Information-Fusion Methods Based Simultaneous Localization and Mapping for Robot Adapting to Search and Rescue Postdisaster Environments

1School of Control Science and Engineering, Shandong University, Jinan 250101, China
2School of Mechanical, Electrical and Information Engineering, Shandong University at Weihai, Weihai 264209, China

Correspondence should be addressed to Chengjin Zhang; nc.ude.uds@gnahzjc

Received 28 June 2017; Revised 29 November 2017; Accepted 19 December 2017; Published 1 February 2018

Academic Editor: Shahram Payandeh

Copyright © 2018 Hongling Wang et al.
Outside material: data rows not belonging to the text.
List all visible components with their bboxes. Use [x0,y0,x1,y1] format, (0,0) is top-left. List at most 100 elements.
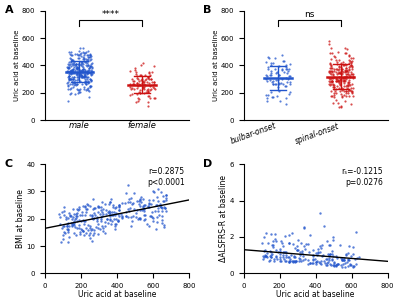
Point [334,72,340,77]
Point [142,72,148,77]
Point [81,232,88,237]
Point [272,248,279,253]
Point [109,213,116,217]
Point [313,259,320,264]
Point [74,210,80,215]
Point [80,55,86,60]
Point [292,246,298,251]
Point [71,75,78,80]
Point [268,73,274,78]
Point [118,214,125,219]
Point [70,222,76,227]
Point [134,199,140,204]
Point [94,214,100,219]
Point [330,71,336,76]
Point [335,79,341,84]
Point [338,71,344,76]
Point [81,80,88,85]
Point [88,69,95,74]
Point [83,206,90,211]
Point [329,78,335,83]
Point [134,92,140,97]
Point [133,72,139,77]
Point [348,64,355,69]
Point [89,216,96,221]
Point [327,77,333,81]
Point [338,69,344,74]
Point [268,232,274,237]
Point [329,257,336,262]
Point [73,63,79,68]
Point [330,253,336,258]
Point [297,253,303,258]
Point [78,51,84,56]
Point [301,225,308,230]
Point [307,232,313,237]
Point [159,209,165,213]
Point [65,74,72,79]
Point [338,65,344,70]
Point [329,100,336,105]
Point [85,228,92,232]
Point [127,92,134,97]
Point [296,255,302,260]
Point [113,205,119,210]
Point [272,232,278,237]
Point [150,63,157,68]
Point [276,64,282,69]
Point [283,95,290,100]
Point [136,204,143,209]
Point [106,209,113,214]
Point [286,257,293,262]
Point [76,205,82,210]
Point [336,82,343,87]
Point [64,224,71,228]
Point [342,45,348,50]
Point [163,209,169,214]
Point [266,73,273,78]
Point [319,254,326,259]
Point [338,262,344,267]
Point [59,225,66,230]
Point [91,228,97,233]
Point [145,104,151,109]
Point [89,238,95,243]
Point [84,75,91,80]
Point [80,67,87,72]
Point [340,78,347,83]
Point [323,262,329,267]
Point [280,252,286,257]
Point [67,86,73,91]
Point [331,74,338,79]
Point [112,224,118,228]
Point [72,70,78,75]
Point [88,213,95,218]
Point [90,196,96,201]
Point [71,61,78,66]
Point [95,225,102,230]
Point [158,204,164,209]
Point [78,74,84,79]
Point [310,248,316,253]
Point [68,52,74,57]
Point [270,257,277,262]
Point [298,251,305,256]
Point [83,88,90,92]
Point [262,254,268,259]
Point [340,70,347,75]
Point [329,252,335,257]
Point [326,68,333,73]
Point [75,68,81,73]
Point [326,255,332,260]
Point [267,254,274,259]
Point [131,190,137,195]
Point [280,59,287,64]
Point [324,239,330,244]
Point [76,88,82,92]
Point [83,82,89,87]
Point [87,65,94,70]
Point [326,79,332,84]
Point [84,60,91,65]
Point [270,245,276,249]
Point [75,62,81,66]
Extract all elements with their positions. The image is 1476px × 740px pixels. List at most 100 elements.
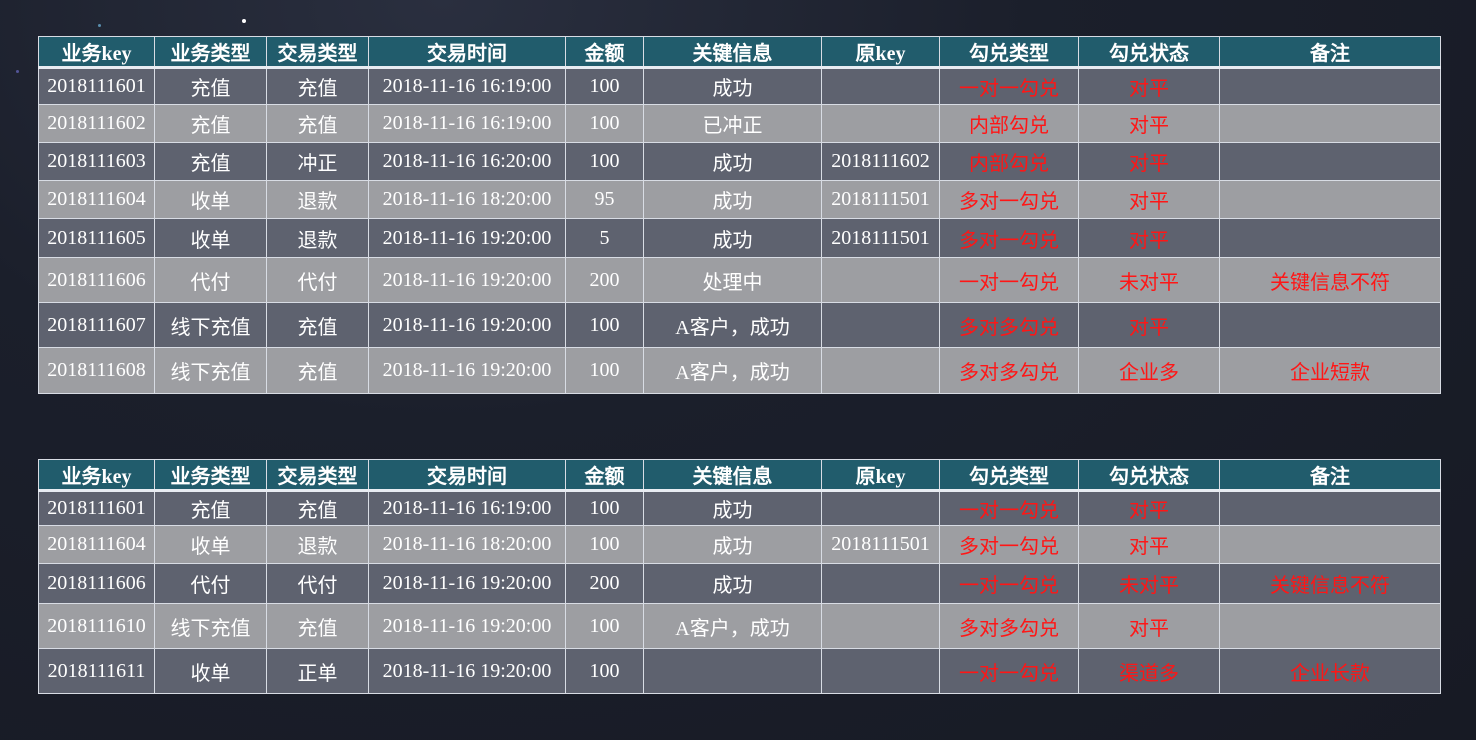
col-business-type-cell: 收单: [154, 648, 267, 694]
col-business-type-cell: 充值: [154, 104, 267, 143]
col-business-key-cell: 2018111611: [38, 648, 155, 694]
col-original-key-cell: [821, 257, 940, 303]
col-key-info-cell: 成功: [643, 218, 822, 258]
col-business-key-cell: 2018111603: [38, 142, 155, 181]
table-row: 2018111602 充值 充值 2018-11-16 16:19:00 100 已冲正内…: [38, 104, 1441, 143]
col-remark-cell: [1219, 142, 1441, 181]
col-match-type-cell: 多对多勾兑: [939, 302, 1079, 348]
col-remark-cell: 企业短款: [1219, 347, 1441, 394]
col-amount-cell: 100: [565, 67, 644, 105]
col-original-key-cell: 2018111501: [821, 180, 940, 219]
col-remark-cell: [1219, 67, 1441, 105]
header-col-match-status: 勾兑状态: [1078, 459, 1220, 492]
col-business-key-cell: 2018111604: [38, 525, 155, 564]
reconciliation-table-1: 业务key 业务类型 交易类型 交易时间 金额 关键信息 原key 勾兑类型 勾兑状态 备注 20…: [38, 36, 1441, 394]
col-business-type-cell: 收单: [154, 218, 267, 258]
table-row: 2018111603 充值 冲正 2018-11-16 16:20:00 100 成功 20…: [38, 142, 1441, 181]
col-transaction-time-cell: 2018-11-16 19:20:00: [368, 603, 566, 649]
header-col-key-info: 关键信息: [643, 36, 822, 69]
col-amount-cell: 95: [565, 180, 644, 219]
col-transaction-time-cell: 2018-11-16 16:20:00: [368, 142, 566, 181]
col-key-info-cell: 成功: [643, 142, 822, 181]
header-col-remark: 备注: [1219, 36, 1441, 69]
col-transaction-time-cell: 2018-11-16 16:19:00: [368, 104, 566, 143]
col-match-type-cell: 一对一勾兑: [939, 648, 1079, 694]
col-match-type-cell: 多对一勾兑: [939, 525, 1079, 564]
col-original-key-cell: [821, 490, 940, 526]
col-business-key-cell: 2018111601: [38, 490, 155, 526]
col-key-info-cell: A客户，成功: [643, 347, 822, 394]
table-row: 2018111607 线下充值 充值 2018-11-16 19:20:00 100 A客…: [38, 302, 1441, 348]
decorative-star: [242, 19, 246, 23]
col-amount-cell: 200: [565, 563, 644, 604]
table-header-row: 业务key 业务类型 交易类型 交易时间 金额 关键信息 原key 勾兑类型 勾兑状态 备注: [38, 459, 1441, 492]
col-match-type-cell: 内部勾兑: [939, 104, 1079, 143]
col-transaction-type-cell: 充值: [266, 603, 369, 649]
col-remark-cell: [1219, 603, 1441, 649]
col-transaction-time-cell: 2018-11-16 19:20:00: [368, 257, 566, 303]
col-match-type-cell: 一对一勾兑: [939, 490, 1079, 526]
header-col-match-type: 勾兑类型: [939, 36, 1079, 69]
col-match-status-cell: 对平: [1078, 142, 1220, 181]
col-transaction-type-cell: 正单: [266, 648, 369, 694]
col-amount-cell: 200: [565, 257, 644, 303]
col-business-key-cell: 2018111607: [38, 302, 155, 348]
col-business-type-cell: 充值: [154, 490, 267, 526]
col-original-key-cell: 2018111501: [821, 218, 940, 258]
col-match-type-cell: 一对一勾兑: [939, 257, 1079, 303]
col-business-key-cell: 2018111604: [38, 180, 155, 219]
col-business-key-cell: 2018111610: [38, 603, 155, 649]
col-match-type-cell: 一对一勾兑: [939, 67, 1079, 105]
table-row: 2018111608 线下充值 充值 2018-11-16 19:20:00 100 A客…: [38, 347, 1441, 394]
col-key-info-cell: 成功: [643, 563, 822, 604]
col-original-key-cell: 2018111501: [821, 525, 940, 564]
col-transaction-time-cell: 2018-11-16 19:20:00: [368, 648, 566, 694]
table-row: 2018111610 线下充值 充值 2018-11-16 19:20:00 100 A客…: [38, 603, 1441, 649]
col-remark-cell: 关键信息不符: [1219, 257, 1441, 303]
col-amount-cell: 100: [565, 142, 644, 181]
col-amount-cell: 5: [565, 218, 644, 258]
header-col-match-status: 勾兑状态: [1078, 36, 1220, 69]
col-business-type-cell: 线下充值: [154, 302, 267, 348]
col-key-info-cell: 成功: [643, 180, 822, 219]
col-transaction-time-cell: 2018-11-16 18:20:00: [368, 180, 566, 219]
header-col-amount: 金额: [565, 36, 644, 69]
col-match-status-cell: 对平: [1078, 218, 1220, 258]
header-col-original-key: 原key: [821, 459, 940, 492]
col-transaction-time-cell: 2018-11-16 19:20:00: [368, 302, 566, 348]
col-amount-cell: 100: [565, 490, 644, 526]
header-col-business-type: 业务类型: [154, 459, 267, 492]
col-original-key-cell: 2018111602: [821, 142, 940, 181]
col-match-type-cell: 一对一勾兑: [939, 563, 1079, 604]
col-key-info-cell: [643, 648, 822, 694]
col-transaction-time-cell: 2018-11-16 16:19:00: [368, 490, 566, 526]
col-match-status-cell: 对平: [1078, 302, 1220, 348]
col-remark-cell: [1219, 525, 1441, 564]
table-row: 2018111601 充值 充值 2018-11-16 16:19:00 100 成功 一对…: [38, 490, 1441, 526]
col-remark-cell: 关键信息不符: [1219, 563, 1441, 604]
col-remark-cell: [1219, 218, 1441, 258]
col-business-key-cell: 2018111602: [38, 104, 155, 143]
col-business-type-cell: 收单: [154, 180, 267, 219]
col-match-status-cell: 对平: [1078, 180, 1220, 219]
col-remark-cell: [1219, 490, 1441, 526]
col-amount-cell: 100: [565, 302, 644, 348]
col-amount-cell: 100: [565, 603, 644, 649]
col-original-key-cell: [821, 104, 940, 143]
col-match-status-cell: 渠道多: [1078, 648, 1220, 694]
col-original-key-cell: [821, 648, 940, 694]
col-business-key-cell: 2018111608: [38, 347, 155, 394]
table-row: 2018111604 收单 退款 2018-11-16 18:20:00 95 成功 201…: [38, 180, 1441, 219]
header-col-business-type: 业务类型: [154, 36, 267, 69]
col-key-info-cell: 成功: [643, 67, 822, 105]
col-match-type-cell: 多对一勾兑: [939, 218, 1079, 258]
header-col-original-key: 原key: [821, 36, 940, 69]
col-transaction-type-cell: 退款: [266, 218, 369, 258]
col-transaction-time-cell: 2018-11-16 16:19:00: [368, 67, 566, 105]
header-col-transaction-type: 交易类型: [266, 459, 369, 492]
col-business-type-cell: 代付: [154, 257, 267, 303]
header-col-transaction-time: 交易时间: [368, 36, 566, 69]
col-amount-cell: 100: [565, 648, 644, 694]
table-row: 2018111605 收单 退款 2018-11-16 19:20:00 5 成功 2018…: [38, 218, 1441, 258]
col-original-key-cell: [821, 347, 940, 394]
This is an open access article distributed under the Creative Commons Attribution License, which permits unrestricted use, distribution, and reproduction in any medium, provided the original work is properly cited.

Abstract

The first application of utilizing unique information-fusion SLAM (IF-SLAM) methods is developed for mobile robots performing simultaneous localization and mapping (SLAM) adapting to search and rescue (SAR) environments in this paper. Several fusion approaches, parallel measurements filtering, exploration trajectories fusing, and combination sensors’ measurements and mobile robots’ trajectories, are proposed. The novel integration particle filter (IPF) and optimal improved EKF (IEKF) algorithms are derived for information-fusion systems to perform SLAM task in SAR scenarios. The information-fusion architecture consists of multirobots and multisensors (MAM); multiple robots mount on-board laser range finder (LRF) sensors, localization sonars, gyro odometry, Kinect-sensor, RGB-D camera, and other proprioceptive sensors. This information-fusion SLAM (IF-SLAM) is compared with conventional methods, which indicates that fusion trajectory is more consistent with estimated trajectories and real observation trajectories. The simulations and experiments of SLAM process are conducted in both cluttered indoor environment and outdoor collapsed unstructured scenario, and experimental results validate the effectiveness of the proposed information-fusion methods in improving SLAM performances adapting to SAR scenarios.